Any system of arithmetic in which numbers occupy a fixed amount of space can accommodate only a finite set of numbers. For example, if all numbers have to fit into a 32-bit register, then there are only 232 representable numbers. So here’s the question: If our numbering system can represent only 4,294,967,296 distinct values, which 4,294,967,296 values should we choose to represent?
There is an obvious trade-off here between range and precision: To reach farther out on the number line, we have to leave wider gaps between successive representable numbers. But that’s not the only choice to be made. We must also decide whether to sprinkle the numbers uniformly across the available range or to pack them densely in some regions while spreading them thinly elsewhere. I’m not at all sure what principles to adopt in trying to identify the best distribution of numbers.
To frame the question more clearly, I’d like to introduce a series of toy number systems. In each of these systems a number is represented by a block of six bits. There are 26=64 possible six-bit patterns, and so there can be no more than 64 distinct numbers. A function f(x) maps each bit pattern x to a number. Sometimes it’s convenient to regard the bit patterns themselves as numbers, ordered in the obvious way, in which case f(x) is a function from numbers to numbers.

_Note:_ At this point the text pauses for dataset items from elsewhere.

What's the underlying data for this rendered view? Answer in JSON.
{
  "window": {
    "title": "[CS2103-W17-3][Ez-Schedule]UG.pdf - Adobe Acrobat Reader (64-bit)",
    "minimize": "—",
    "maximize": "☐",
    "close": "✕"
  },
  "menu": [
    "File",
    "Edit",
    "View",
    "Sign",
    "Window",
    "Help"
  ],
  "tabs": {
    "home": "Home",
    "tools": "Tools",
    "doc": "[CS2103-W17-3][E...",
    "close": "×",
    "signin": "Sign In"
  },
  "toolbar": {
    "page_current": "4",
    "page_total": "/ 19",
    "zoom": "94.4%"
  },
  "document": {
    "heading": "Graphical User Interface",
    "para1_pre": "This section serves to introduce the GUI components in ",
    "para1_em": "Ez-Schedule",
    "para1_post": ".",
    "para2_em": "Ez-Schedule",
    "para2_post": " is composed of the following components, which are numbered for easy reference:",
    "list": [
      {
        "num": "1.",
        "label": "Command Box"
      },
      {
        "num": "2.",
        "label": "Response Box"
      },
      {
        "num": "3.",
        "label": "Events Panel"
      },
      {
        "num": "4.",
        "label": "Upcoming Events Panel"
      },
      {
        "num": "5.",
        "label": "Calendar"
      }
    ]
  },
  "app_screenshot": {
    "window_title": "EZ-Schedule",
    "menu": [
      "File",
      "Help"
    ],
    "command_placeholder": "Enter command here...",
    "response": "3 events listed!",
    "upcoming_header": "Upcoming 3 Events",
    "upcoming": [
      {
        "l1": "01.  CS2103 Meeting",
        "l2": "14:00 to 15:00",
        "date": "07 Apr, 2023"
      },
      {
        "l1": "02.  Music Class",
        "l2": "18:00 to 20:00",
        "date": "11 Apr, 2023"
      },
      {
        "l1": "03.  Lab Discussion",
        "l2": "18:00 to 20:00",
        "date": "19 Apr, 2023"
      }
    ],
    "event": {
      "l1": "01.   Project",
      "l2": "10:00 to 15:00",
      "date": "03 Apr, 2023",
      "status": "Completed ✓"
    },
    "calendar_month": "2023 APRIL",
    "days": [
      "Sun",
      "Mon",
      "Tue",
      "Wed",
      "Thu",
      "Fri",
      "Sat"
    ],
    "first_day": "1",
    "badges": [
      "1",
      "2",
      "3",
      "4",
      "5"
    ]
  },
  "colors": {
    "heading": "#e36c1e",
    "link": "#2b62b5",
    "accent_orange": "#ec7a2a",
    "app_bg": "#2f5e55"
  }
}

In the simplest case, f(x) is just the identity function, and so the bit patterns from 000000 through 111111 map into the counting numbers from 0 through 63. A slightly more general scheme allows f(x) to be a linear transformation, f(x)=ax+b, where the parameters a and b are constants. If a=1 and b=0 we again get the nonnegative counting numbers. If a=1 and b=–32, we have a range of integers from –32 to +31. With a=1/64 and b=0, the entire spectrum of numbers is packed into the interval [0,1). Numbers formed in this way are called fixed-point numbers, since there’s an implied radix point at the same position in all the numbers. By adjusting the values of a and b, we can generate fixed-point numbers to cover any range, but they are always distributed uniformly across that range.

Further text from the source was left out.